Guardini est surtout connu pour ses ouvrages sur la nature de la liturgie et sa participation essentielle au mouvement liturgique. Pour les premiers, citons Vom Geist der Liturgie 1918 (L’esprit de la liturgie 1929), Von Heiligen Zeichen 1922-1923 (Les signes sacrés 1930) et Besinnung vor der Feier der Heiligen Messe 1939 (La Messe 1957). Pour la seconde, il est nécessaire de percevoir l’importance du projet du chateau de Rothenfels entre les deux guerres, véritable laboratoire liturgique et spirituel, source d’un renouveau intense dans la jeunesse allemande, au sein du mouvement des Quickborn. Le cœur de la théologie liturgique de Guardini était l’assemblée, et l’assemblée concrète. Sans elle, la liturgie est vide.

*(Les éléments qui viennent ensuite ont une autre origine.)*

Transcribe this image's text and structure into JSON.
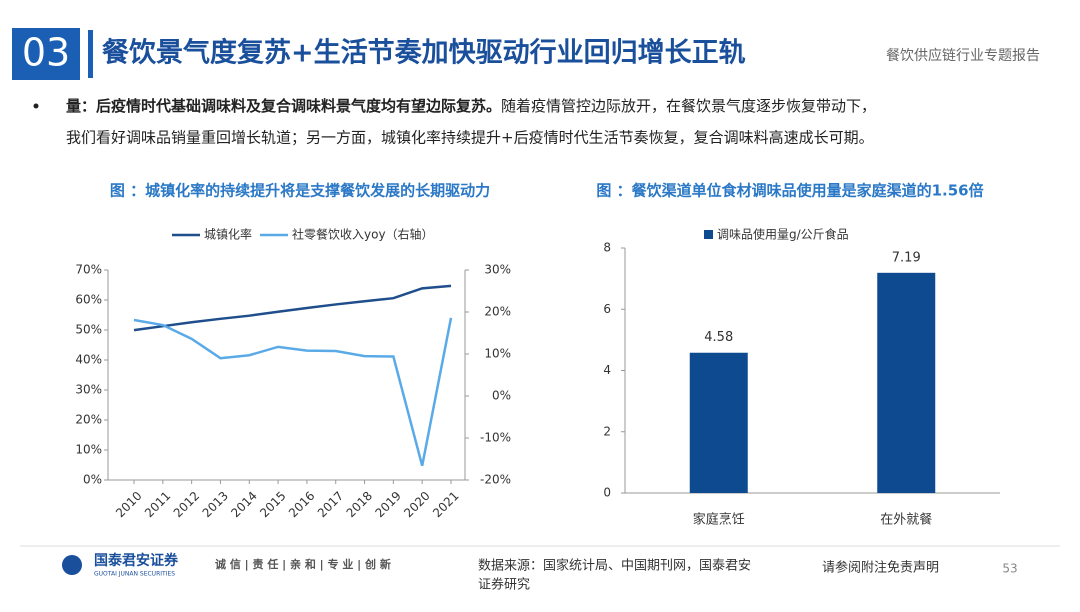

Selon des notes autobiographiques, la source de la vocation « liturgique » et des intuitions de Guardini est une expérience fondatrice pendant des complies à l’abbaye bénédictine de Beuron. La conviction de Guardini sur sa vocation de théologien est peu commune en son temps dans le monde académique allemand : « ma propre vocation : non pas de scruter minutieusement tel ou tel domaine précis de la théologie, mais d’expliciter et d’interpréter la réalité chrétienne dans son ensemble, avec bien sûr le sérieux scientifique voulu et un niveau spirituel aussi élevé que possible ».
La pensée de Guardini est inséparable de son action pastorale. Il est l'un des acteurs de ce renouveau à Rothenfels, avec les architectes Rudolf Schwarz, Martin Weber et Emil Steffann ou les liturgistes Heinrich Kahlefeld et Alois Goergen.
Guardini a été le professeur du jeune Josef Ratzinger à Munich. Celui-ci, devenu le pape Benoît XVI, se réfère très fréquemment à son ancien maître. Il reprend par exemple le titre L'esprit de la liturgie pour un de ses propres ouvrages, et revendique la concordance de leurs projets.